Let’s Talk Opinion in conversation with Http://lunalunamag.com
luna luna: “The photograph is naked and raw and pained. Underlying it is some frustration that likely comes from heartbreak, being a young girl judged to death and becoming a music industry tool before you’ve hit 18. It’s full of depth and tumult accrued in the years it took her to make her music. As she said in the same interview with Stereogum,
“I don’t really feel like my left nipple is all that important.”
And she’s right. The associations in this image are more about anger and angst and sadness. The nudity just becomes a symbol of vulnerability and an act of expression instead of a marketing ploy. And sure, at the end of the day, it is partial marketing — she’s trying to sell albums, after all — but there’s no reason she can’t do that with honesty.
An important question here, however, is whether or not you could chalk up the same “this is art, this is expression” argument if this was Miley Cyrus or Katy Perry. […]
So where’s the divide? Do you need a history of difficulty and clamor for your nudity to seem “real”? When is it empowering and disarming? When is it just a gimmick? It’s a woman’s body, after all. She should be able to qualify it as art when she feels like it.”
For luna luna‘s full article please follow: http://lunalunamag.com/2013/10/24/art-or-not-art-sky-ferreiras-boobs/
Art or NOT Art?
Does it come with a narrative? Does it create meaning? Is meaning created through it?
Perhaps I shouldn’t have answered your question with three of my own, but to me: the artist creates meaning and from this follows the most straightforward definition of art.
Art just is. Whatever we – artists – give meaning to, is art.
It may be somewhat broad, but I do not think that art can ever exhaust reality, nor that reality can ever exhaust art.
So… when it comes to Sky Ferreira’s C.D. cover, and her choice of exposed nipple, then I suppose the question is one of intent as well as meaning.
Commercial intent would not automatically de-categorise it as art. Think Andy Warhol. When it comes to art produced for the masses, or even when it comes to mass-produced art, as long as the artist defines it as such, then – whether you like it or not, buy it or not – it is art.
Sky’s career will not be hurt, I imagine, by this un-cover-ing of herself. Nudity sells. It has done for as long as there were people willing to be nude, and those with the skill to depict it. If all her past efforts have crashed and burned, and she decided that her label-imposed commercial image does not work for her, then taking control of what she wants to put out there and how she wants it packaged – or unpackaged – certainly seems like a step in the right direction.
There is something haunting in her looks. The grit, the emotion, the hurt all come through. Whenever I see nudity in art I always question first whether its appearance is gratuitous, or whether it adds something to the performance. I refer here primarily to my perception of nudity in plays, but it works in the context of art in general. In some cases the conclusion is the inevitable first: it is there to get bums in seats that otherwise would’ve not paid to see it. Most of the time, however, there is a point to it.
Nudity brings with it both power and vulnerability. Nothing offers the potential to explore both more.
When the performer gets it right, the audience can feel it.

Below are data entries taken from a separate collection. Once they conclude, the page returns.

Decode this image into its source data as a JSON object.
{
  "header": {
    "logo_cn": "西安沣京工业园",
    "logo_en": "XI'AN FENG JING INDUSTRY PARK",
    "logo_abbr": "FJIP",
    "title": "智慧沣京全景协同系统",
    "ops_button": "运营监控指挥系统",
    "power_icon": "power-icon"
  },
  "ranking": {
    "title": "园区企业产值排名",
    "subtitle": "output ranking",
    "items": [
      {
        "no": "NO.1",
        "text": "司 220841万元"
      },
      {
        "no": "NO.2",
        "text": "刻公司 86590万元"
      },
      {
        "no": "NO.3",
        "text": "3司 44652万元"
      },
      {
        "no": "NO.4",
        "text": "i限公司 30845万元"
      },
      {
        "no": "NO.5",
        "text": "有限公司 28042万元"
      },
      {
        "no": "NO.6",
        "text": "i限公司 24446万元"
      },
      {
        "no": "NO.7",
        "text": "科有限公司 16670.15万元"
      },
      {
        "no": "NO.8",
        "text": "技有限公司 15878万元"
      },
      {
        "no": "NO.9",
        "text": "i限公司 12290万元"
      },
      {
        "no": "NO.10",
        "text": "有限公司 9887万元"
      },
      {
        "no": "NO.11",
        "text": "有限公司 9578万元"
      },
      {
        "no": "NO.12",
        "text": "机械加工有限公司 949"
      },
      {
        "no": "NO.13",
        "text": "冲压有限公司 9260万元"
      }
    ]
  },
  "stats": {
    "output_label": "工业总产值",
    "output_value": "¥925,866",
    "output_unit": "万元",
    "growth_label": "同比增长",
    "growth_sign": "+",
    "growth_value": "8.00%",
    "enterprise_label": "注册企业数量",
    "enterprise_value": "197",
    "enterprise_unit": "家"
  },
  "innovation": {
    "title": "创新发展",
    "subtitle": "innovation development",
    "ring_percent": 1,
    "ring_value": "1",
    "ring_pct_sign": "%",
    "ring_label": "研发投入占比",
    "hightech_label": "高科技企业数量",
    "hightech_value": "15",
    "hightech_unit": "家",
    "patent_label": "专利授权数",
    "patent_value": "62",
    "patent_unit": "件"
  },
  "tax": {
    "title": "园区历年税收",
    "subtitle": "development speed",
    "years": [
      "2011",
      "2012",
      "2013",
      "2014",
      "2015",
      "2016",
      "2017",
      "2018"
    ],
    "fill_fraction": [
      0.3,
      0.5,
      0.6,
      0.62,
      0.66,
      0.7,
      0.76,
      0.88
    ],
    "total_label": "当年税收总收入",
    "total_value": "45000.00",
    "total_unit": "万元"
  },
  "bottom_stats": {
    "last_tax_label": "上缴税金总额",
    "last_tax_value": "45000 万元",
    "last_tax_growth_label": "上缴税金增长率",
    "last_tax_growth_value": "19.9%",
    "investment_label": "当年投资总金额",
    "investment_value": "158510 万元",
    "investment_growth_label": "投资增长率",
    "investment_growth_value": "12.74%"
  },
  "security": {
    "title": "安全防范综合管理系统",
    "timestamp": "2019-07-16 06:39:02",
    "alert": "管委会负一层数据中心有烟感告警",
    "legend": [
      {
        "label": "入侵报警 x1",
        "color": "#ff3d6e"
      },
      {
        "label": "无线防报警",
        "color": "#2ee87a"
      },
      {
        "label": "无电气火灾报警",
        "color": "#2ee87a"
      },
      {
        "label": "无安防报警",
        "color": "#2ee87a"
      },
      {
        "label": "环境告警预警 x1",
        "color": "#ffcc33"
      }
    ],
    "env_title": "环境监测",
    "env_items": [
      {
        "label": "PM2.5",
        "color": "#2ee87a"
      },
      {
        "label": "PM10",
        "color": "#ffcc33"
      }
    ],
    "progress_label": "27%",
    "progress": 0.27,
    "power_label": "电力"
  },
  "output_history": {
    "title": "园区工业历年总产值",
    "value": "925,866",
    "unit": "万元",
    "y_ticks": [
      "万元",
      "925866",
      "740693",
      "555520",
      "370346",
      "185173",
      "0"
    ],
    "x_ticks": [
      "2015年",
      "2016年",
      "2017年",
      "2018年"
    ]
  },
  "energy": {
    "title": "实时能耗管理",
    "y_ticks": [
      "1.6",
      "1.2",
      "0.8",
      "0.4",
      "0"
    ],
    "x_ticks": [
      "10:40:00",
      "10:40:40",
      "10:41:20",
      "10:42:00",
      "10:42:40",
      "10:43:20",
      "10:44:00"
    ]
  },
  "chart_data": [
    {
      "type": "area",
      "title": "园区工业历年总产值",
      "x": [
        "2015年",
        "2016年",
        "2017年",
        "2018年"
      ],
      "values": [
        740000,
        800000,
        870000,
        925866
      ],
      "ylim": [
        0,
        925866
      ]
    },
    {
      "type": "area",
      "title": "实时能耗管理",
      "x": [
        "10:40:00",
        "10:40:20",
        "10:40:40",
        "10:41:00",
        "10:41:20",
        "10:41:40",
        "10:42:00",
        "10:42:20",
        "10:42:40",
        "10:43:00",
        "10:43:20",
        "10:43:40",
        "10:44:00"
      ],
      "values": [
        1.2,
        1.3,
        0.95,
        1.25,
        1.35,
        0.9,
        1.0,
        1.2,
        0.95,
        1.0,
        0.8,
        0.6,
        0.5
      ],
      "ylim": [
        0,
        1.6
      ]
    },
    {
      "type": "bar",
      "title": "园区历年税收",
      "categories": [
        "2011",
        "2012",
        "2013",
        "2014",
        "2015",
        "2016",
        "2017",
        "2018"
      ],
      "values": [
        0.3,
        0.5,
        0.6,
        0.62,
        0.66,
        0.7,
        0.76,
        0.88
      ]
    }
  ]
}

And they will, in their admiration, reflect the honesty of the artist.
There is no doubt however that women are asked to take their clothes off more than men. In all art – whether music, photography, theatre, cinema, painting, and in literature too, it is women that are uncovered most often.
Men still dominate all the arenas of artistic and commercial expression. Is it too simplistic to point at this as the key reason for women’s nudity in art and commerce? Whether we accept this or not, the question of whether this is empowering or disarming remains unanswered.